Certificate Store Permissions and Windows Live Block App-V RTSPS Protocol
Last week, when converting our existing ICT internal dogfood trial of App-V to a highly available production capable App-V solution, we came to a decision to utilize the RTSPS (Real Time Streaming Protocol Secure) protocol for streaming our applications.
Using some my own and another colleagues laptops for testing the RTSPS protocol, we ran into an issue whereby the client received the following error:
The specified Application Virtualization Server has shut down the connection. Try again in a few minutes. If the problem persists, report the following error code to your System Administrator.

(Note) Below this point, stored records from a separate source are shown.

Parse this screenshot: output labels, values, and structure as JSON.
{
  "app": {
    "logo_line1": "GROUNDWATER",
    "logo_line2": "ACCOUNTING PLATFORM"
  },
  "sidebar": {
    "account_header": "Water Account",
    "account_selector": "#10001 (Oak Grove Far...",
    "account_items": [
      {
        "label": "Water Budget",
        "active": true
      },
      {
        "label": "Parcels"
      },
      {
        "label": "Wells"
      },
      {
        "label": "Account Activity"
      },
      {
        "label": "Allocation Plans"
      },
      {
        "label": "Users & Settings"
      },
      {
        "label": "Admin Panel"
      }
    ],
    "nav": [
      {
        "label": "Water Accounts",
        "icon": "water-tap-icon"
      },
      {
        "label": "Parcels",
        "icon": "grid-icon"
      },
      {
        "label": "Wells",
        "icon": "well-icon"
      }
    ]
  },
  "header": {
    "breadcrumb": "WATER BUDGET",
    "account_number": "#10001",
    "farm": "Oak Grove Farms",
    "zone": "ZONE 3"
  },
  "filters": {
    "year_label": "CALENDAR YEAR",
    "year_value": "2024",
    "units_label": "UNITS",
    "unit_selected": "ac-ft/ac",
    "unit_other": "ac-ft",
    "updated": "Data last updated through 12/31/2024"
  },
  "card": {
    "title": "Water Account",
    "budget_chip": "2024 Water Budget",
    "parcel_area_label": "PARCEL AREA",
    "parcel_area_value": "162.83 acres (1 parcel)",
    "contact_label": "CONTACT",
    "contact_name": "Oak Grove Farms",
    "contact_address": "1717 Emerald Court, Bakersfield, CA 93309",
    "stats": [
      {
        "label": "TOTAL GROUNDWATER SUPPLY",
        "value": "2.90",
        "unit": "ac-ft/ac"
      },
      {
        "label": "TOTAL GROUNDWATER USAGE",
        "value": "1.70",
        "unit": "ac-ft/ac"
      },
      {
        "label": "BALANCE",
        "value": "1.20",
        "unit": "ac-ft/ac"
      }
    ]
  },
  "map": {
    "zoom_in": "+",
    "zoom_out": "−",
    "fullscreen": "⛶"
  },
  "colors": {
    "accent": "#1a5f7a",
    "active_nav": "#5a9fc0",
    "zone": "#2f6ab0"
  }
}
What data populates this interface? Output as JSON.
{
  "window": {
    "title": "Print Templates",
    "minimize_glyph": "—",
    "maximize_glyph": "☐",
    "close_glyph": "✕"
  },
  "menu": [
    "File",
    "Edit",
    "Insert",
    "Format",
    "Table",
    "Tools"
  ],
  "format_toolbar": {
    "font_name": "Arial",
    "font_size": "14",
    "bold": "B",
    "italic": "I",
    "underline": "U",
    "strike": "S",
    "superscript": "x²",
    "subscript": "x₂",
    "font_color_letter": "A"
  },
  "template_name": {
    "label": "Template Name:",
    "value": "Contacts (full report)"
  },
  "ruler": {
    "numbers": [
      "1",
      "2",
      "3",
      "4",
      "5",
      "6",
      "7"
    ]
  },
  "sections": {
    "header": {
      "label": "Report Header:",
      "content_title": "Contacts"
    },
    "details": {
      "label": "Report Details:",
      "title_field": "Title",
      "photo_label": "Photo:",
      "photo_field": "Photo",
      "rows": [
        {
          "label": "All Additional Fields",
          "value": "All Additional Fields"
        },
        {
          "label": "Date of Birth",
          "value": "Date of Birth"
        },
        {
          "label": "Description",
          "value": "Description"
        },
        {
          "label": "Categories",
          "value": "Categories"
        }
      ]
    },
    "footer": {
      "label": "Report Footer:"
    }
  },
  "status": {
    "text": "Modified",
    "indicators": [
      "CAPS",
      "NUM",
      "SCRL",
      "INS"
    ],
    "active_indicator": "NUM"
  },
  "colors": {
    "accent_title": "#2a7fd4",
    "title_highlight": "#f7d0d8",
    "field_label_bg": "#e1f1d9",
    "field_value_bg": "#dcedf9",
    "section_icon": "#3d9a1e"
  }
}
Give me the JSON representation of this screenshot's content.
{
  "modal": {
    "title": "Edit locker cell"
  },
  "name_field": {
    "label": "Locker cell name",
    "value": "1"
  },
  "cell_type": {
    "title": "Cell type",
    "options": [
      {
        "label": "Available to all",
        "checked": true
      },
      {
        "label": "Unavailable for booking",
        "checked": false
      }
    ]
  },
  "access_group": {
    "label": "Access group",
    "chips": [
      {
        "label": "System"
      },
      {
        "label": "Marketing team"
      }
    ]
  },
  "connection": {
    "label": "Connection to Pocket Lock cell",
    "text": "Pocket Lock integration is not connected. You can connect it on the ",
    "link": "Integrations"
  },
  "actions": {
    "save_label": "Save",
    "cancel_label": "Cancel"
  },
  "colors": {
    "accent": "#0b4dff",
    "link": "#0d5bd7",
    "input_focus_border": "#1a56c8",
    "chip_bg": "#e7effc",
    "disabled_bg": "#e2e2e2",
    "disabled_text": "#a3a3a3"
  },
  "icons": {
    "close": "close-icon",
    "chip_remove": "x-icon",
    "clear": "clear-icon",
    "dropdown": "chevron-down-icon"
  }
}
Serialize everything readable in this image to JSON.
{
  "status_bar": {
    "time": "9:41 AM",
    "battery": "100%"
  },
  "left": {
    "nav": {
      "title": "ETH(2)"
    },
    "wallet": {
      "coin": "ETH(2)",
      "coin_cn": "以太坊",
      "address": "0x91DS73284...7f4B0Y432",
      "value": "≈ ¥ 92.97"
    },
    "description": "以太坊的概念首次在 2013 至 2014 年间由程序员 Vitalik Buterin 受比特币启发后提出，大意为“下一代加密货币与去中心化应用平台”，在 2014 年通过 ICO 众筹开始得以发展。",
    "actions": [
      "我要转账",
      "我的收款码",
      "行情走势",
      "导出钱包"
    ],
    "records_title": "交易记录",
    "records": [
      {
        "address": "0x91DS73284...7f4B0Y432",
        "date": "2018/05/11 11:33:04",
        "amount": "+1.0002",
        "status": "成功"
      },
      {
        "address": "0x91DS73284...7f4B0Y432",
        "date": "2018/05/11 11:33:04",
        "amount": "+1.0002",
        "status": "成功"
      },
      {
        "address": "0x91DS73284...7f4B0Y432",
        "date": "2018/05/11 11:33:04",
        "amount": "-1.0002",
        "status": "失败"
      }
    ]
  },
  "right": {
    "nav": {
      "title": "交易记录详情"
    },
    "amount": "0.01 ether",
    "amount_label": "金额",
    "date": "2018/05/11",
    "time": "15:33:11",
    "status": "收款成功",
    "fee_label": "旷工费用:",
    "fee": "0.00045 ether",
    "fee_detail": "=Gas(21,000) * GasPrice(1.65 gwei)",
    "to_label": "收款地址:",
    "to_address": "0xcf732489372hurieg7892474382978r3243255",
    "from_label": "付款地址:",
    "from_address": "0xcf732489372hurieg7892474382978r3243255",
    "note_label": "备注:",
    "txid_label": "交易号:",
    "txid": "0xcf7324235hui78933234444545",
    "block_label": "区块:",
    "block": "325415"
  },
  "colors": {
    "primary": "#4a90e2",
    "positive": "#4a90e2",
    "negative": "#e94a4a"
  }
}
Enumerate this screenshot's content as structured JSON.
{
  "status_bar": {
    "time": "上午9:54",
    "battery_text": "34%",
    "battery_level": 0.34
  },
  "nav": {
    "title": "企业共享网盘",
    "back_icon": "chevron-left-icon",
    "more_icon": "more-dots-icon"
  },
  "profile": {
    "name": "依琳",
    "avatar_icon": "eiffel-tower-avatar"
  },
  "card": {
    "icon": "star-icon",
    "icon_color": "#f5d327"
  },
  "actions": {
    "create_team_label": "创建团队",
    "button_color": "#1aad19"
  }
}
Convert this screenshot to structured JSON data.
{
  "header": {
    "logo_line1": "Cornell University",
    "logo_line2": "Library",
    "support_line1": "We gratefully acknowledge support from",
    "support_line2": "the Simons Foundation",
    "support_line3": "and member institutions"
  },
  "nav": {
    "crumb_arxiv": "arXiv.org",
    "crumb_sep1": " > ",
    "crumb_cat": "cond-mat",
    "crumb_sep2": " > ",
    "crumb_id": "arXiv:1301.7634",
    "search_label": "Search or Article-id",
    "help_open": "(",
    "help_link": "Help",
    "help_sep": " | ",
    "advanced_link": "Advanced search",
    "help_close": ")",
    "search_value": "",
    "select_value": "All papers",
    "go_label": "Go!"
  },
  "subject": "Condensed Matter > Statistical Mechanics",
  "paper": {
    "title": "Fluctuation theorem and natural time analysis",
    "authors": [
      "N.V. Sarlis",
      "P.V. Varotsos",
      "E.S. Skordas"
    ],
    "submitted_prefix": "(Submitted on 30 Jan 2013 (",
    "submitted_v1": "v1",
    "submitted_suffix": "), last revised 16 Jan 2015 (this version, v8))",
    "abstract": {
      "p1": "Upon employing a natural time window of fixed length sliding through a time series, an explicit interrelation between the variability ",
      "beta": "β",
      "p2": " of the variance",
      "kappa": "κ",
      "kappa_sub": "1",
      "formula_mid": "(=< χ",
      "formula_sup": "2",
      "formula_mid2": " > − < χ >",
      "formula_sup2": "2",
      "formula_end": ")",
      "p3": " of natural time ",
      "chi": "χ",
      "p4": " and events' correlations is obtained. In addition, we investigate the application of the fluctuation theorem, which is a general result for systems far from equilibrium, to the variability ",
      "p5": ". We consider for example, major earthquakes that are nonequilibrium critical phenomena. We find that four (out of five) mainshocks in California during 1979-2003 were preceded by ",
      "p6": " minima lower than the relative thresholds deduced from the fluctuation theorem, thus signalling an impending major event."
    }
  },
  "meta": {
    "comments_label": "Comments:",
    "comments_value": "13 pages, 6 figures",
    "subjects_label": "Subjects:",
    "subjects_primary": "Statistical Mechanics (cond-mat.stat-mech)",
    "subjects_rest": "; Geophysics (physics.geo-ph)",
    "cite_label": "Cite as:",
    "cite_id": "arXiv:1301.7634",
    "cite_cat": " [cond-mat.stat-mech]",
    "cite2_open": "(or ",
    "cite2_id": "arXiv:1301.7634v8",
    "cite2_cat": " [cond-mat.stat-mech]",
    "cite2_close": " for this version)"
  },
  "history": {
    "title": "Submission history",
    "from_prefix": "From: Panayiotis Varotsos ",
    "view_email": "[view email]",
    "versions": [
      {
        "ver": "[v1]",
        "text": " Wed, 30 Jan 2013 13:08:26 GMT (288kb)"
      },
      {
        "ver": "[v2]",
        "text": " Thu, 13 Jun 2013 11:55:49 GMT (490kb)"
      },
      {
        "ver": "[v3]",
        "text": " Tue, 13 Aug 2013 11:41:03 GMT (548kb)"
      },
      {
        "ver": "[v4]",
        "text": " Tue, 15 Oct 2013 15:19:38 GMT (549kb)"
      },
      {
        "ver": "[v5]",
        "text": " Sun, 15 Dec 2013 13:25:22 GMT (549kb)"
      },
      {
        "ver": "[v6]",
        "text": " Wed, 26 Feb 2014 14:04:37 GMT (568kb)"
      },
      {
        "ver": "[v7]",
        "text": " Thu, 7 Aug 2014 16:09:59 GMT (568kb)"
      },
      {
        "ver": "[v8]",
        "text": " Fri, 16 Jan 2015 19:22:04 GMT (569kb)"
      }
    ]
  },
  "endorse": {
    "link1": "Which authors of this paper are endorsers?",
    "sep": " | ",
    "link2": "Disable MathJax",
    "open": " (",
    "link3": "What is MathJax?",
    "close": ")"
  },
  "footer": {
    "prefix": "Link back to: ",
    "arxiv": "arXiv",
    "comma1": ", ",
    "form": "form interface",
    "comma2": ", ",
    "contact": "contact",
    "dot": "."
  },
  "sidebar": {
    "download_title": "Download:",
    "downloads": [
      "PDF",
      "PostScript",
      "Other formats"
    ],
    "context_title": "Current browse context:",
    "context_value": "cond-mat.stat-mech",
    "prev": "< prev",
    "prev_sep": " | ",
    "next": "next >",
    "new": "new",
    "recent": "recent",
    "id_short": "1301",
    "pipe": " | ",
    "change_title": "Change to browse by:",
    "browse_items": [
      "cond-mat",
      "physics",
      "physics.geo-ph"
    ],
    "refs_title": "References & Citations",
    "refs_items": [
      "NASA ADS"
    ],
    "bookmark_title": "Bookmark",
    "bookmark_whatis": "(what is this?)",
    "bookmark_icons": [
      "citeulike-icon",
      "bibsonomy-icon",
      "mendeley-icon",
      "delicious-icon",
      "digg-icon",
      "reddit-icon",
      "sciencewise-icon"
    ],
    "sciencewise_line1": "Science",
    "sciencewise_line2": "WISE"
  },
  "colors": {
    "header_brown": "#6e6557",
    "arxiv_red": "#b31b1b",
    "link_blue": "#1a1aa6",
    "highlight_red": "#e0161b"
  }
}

Error Code: xxxxxx-xxxxxx0A-10000009
We initially discovered from an App-V blog article (http://blogs.technet.com/b/appv/archive/2010/03/09/troubleshooting-common-rtsps-issues-with-app-v.aspx) that this issue occurs when the server lacks permissions for the NETWORK SERVICE account to access the certificate store machine keys.
Following the advise of the article for Windows Server 2008 R2 systems, this was quickly resolved by using a Certificate Management based Microsoft Management Console to grant Read permission for the NETWORK SERVICE account to the certificate which is being used to sign the RTSPS protocol in App-V.
Thinking the issue was resolved, we proceeded to initiate a Refresh on the App-V client and tried to stream an application that we had previously sequenced, however we now received a new error:
The Application Virtualization Client could not update publishing information from the server App-V Server. The server will not allow a connection without valid NTLM credentials. Report the following error code to your System Administrator.
Error code: 4615186-1690900A-00002002
Leaving us puzzled. We were unable to find a solution initially, so we turned to Bing for some assistance, unearthing an interesting but niche blog post.
According to the source of our findings (http://blogs.ethz.ch/jlaville/2011/08/25/app-v-error-00002002/) machines with components from the Windows Live Essentials suite of applications cannot run the RTSPS protocol due to a registry key added to the LSA Security Packages key.
After removing the livessp value from the multi-value string in the registry and restarting the system we were successfully able to refresh the server and also stream the applications.